Dalton’s example is pretty simple: Addiction can happen to anyone, and breaking free from it is a Herculean challenge. What the Beard family is doing is the only way to attack this problem: Get involved. Drug addiction is one of those dilemmas that demand hands-on attention from people who live close by.
If you’ve paid attention over the last several years, our Hickman County neighbors have been effective in other situations, led by the decades-long devotion of the members of the Humane Society. Similarly, suicide prevention and litter removal have made inroads because our neighbors have stepped up. But as Byron Beard, Dalton’s older brother, has discovered, there is no existing system in our community to help an addict find help right now -- before arrest or Narcan.
The Booker D. Foundation, formed by Dalton’s family and friends, is trying to become a clearinghouse of information and support for other addicts who not only need help but are ready to be helped. Last week, Stephanie Beard -- Dalton’s mom and one of five board members on the nonprofit -- told me that since the foundation was announced in late October, they have helped 13 local drug addicts find a connection with a rehabilitation center. Those folks have taken their illnesses -- they are ill, not criminals -- to centers in Hawaii and Oklahoma and Jackson and points closer to home. I’m not sure any of them have stuck it out to the end of their programs, but they are trying.
How many more addicts are there? Stephanie Beard now spends her Wednesdays checking places where she knows that drug addicts hang out. She’s offering help -- snacks and blankets, Narcan and the connection they will need when the day for rehabilitation arrives. The foundation has about $3,000 available to help pay for treatment and transportation, and its members welcome donations.
But the money’s not been the main thing: families have provided help for their loved ones in several cases, Stephanie says, and the foundation is on the list at a couple of rehab centers, and they know where the “grant” beds -- cost already covered -- are located. The main thing? Knowing what to do, and the people involved in doing it. “We’re still learning,” Byron said last week.
Once a month during 2021, my goal is to report on an aspect of drug addiction.
I want to write the story of an addict who has recovered, and explain what it took.
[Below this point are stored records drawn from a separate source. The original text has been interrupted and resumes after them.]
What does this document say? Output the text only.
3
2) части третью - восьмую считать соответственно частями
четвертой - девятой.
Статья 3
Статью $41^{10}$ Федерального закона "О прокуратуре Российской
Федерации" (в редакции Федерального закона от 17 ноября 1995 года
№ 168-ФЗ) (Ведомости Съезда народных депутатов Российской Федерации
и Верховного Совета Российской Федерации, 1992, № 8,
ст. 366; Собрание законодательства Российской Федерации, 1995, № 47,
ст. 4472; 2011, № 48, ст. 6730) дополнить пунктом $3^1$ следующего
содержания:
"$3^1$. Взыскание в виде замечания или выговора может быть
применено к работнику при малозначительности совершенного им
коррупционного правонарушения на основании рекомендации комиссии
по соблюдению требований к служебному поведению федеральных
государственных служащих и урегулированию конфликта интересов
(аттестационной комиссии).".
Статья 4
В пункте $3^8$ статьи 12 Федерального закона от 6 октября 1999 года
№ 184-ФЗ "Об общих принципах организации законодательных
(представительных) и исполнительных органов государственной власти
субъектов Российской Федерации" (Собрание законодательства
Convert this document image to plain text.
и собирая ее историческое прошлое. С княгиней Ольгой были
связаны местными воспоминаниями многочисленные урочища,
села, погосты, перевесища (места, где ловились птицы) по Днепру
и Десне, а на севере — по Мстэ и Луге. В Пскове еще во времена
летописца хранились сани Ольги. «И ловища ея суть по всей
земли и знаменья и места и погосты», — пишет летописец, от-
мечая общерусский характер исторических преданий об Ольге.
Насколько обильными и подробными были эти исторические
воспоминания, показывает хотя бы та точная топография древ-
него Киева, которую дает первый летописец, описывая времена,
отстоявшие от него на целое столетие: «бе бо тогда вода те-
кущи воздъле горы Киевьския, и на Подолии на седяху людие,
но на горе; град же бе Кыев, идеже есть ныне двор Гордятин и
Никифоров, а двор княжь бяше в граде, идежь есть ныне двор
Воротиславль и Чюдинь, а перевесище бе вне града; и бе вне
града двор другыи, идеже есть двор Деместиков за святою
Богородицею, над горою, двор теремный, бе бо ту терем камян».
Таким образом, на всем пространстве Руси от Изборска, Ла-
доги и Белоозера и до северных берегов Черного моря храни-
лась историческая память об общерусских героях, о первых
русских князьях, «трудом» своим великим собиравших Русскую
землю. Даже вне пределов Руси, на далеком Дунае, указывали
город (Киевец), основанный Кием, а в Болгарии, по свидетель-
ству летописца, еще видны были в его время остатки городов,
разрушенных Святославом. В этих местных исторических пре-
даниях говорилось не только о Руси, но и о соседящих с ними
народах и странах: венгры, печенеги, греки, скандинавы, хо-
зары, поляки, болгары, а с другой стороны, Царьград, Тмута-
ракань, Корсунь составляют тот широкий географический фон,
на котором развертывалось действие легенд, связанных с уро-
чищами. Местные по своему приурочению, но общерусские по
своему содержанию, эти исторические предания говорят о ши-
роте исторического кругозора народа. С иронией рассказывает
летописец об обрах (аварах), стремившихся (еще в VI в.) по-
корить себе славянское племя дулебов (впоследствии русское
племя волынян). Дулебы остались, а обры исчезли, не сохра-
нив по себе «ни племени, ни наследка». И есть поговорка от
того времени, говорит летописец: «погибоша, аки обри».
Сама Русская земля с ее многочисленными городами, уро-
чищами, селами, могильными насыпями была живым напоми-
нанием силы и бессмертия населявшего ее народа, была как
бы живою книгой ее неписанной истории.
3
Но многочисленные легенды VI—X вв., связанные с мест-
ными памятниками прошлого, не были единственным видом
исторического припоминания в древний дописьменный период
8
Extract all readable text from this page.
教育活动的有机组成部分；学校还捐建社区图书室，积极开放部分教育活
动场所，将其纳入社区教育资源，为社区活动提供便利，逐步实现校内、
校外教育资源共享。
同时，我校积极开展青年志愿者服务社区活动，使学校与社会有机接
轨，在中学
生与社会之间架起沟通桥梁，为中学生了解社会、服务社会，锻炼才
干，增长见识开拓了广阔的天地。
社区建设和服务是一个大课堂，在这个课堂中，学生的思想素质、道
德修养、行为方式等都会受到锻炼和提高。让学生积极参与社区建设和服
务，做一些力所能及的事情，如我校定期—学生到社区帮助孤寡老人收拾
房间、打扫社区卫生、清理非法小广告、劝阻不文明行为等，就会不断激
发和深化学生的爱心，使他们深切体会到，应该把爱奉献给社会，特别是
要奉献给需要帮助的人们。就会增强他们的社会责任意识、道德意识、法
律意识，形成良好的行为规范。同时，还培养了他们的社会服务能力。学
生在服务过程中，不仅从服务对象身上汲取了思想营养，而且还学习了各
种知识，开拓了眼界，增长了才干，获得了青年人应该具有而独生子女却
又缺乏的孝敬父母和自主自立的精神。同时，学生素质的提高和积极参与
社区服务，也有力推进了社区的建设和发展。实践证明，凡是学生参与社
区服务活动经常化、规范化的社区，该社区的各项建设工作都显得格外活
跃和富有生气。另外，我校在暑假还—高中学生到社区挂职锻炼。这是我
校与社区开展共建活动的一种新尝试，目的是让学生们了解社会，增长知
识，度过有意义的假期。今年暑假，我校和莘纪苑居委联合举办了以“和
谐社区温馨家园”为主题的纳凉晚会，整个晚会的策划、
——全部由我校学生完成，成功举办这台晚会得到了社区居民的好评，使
Same for drug counselors: What do we need to know, and how can we help addicts?
Rehab centers: What do they see, and what can they tell us back here about addiction, including what to look for?
Plenty of drug users end up in the criminal justice system; how does that work, or not work? I want to know whether spending tax dollars for more rehab, instead of more prosecution, might be a way to go.
Does drug court work? We here don’t really have the best access, given that our folks have to respond to a Franklin-based program. I’m hoping that the establishment of the 32nd Judicial District in Hickman, Lewis and Perry counties in 2022 will let us take a shot at helping ourselves in this way, much closer to home.
More information about any problem can help solve it -- or at least illuminate some pathways to success, as the Booker D. Foundation is trying to do. As I have written too many times, Superman is not coming to save us.